There has also been talk of a “binding” agreement, to what extent could it become binding?
The agreement is a binding legal instrument, in the UN sense of the term, that is to say that the States which have ratified it will have the obligation to implement its provisions. And the agreement provides for a system for monitoring and controlling compliance with these obligations.
How can it be ensured that these marine protected areas could be truly effective?

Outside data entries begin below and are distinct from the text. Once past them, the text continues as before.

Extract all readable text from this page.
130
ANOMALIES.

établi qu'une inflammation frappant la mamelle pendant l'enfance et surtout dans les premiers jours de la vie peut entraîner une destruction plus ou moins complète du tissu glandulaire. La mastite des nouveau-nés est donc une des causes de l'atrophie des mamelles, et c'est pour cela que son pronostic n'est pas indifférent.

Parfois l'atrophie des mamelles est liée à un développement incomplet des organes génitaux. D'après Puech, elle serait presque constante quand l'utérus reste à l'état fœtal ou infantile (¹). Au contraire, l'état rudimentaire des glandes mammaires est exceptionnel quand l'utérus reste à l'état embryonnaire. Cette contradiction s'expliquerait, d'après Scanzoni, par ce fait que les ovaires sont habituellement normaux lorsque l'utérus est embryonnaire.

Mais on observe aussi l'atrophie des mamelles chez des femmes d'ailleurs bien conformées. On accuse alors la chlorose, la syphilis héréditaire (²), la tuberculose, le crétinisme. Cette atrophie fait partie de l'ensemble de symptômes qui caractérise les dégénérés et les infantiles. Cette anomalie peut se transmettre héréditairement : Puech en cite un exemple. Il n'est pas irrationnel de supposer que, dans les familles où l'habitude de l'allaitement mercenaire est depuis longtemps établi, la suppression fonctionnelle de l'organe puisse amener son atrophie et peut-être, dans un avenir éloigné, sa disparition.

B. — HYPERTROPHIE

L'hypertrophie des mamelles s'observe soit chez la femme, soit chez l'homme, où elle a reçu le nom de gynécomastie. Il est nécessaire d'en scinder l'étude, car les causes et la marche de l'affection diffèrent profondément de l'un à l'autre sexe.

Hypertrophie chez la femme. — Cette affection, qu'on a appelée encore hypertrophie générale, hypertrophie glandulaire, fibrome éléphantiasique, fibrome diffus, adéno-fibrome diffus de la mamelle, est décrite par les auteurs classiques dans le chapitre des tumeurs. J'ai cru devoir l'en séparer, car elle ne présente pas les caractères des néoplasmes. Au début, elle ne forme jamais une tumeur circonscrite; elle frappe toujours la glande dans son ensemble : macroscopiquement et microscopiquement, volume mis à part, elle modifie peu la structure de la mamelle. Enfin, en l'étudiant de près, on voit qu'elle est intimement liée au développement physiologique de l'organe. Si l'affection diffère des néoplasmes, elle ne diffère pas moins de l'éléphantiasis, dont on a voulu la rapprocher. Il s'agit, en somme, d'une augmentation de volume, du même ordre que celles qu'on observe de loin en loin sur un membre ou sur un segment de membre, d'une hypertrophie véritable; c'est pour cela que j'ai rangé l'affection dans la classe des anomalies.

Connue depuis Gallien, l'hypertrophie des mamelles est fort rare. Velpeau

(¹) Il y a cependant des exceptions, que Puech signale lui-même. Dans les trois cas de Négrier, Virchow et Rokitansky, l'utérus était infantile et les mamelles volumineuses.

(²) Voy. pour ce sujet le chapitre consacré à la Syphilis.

That’s going to be the main issue, that’s obvious. The application of international law is generally a little complicated, we cannot put a policeman behind each user of the sea, but we have technological tools. Satellite imagery provides global monitoring of these areas. The challenge is also that the management plans for these future areas provide the necessary means for monitoring activities and applying future management plans. For this we can rely on more and more tools developed by States, and organizations such as Global Fishing Watch to have a regular monitoring of fishing fleets for example.
Moreover, the fact that this treaty has included a section for environmental impact studies is quite reassuring at this stage. Beyond the legal text, there is nevertheless the sign of a political will for management based on international cooperation. There are possibly many limitations to this agreement, and many challenges in terms of implementation, but it is a very big step. Because to move towards more protection of the oceans, we needed this text.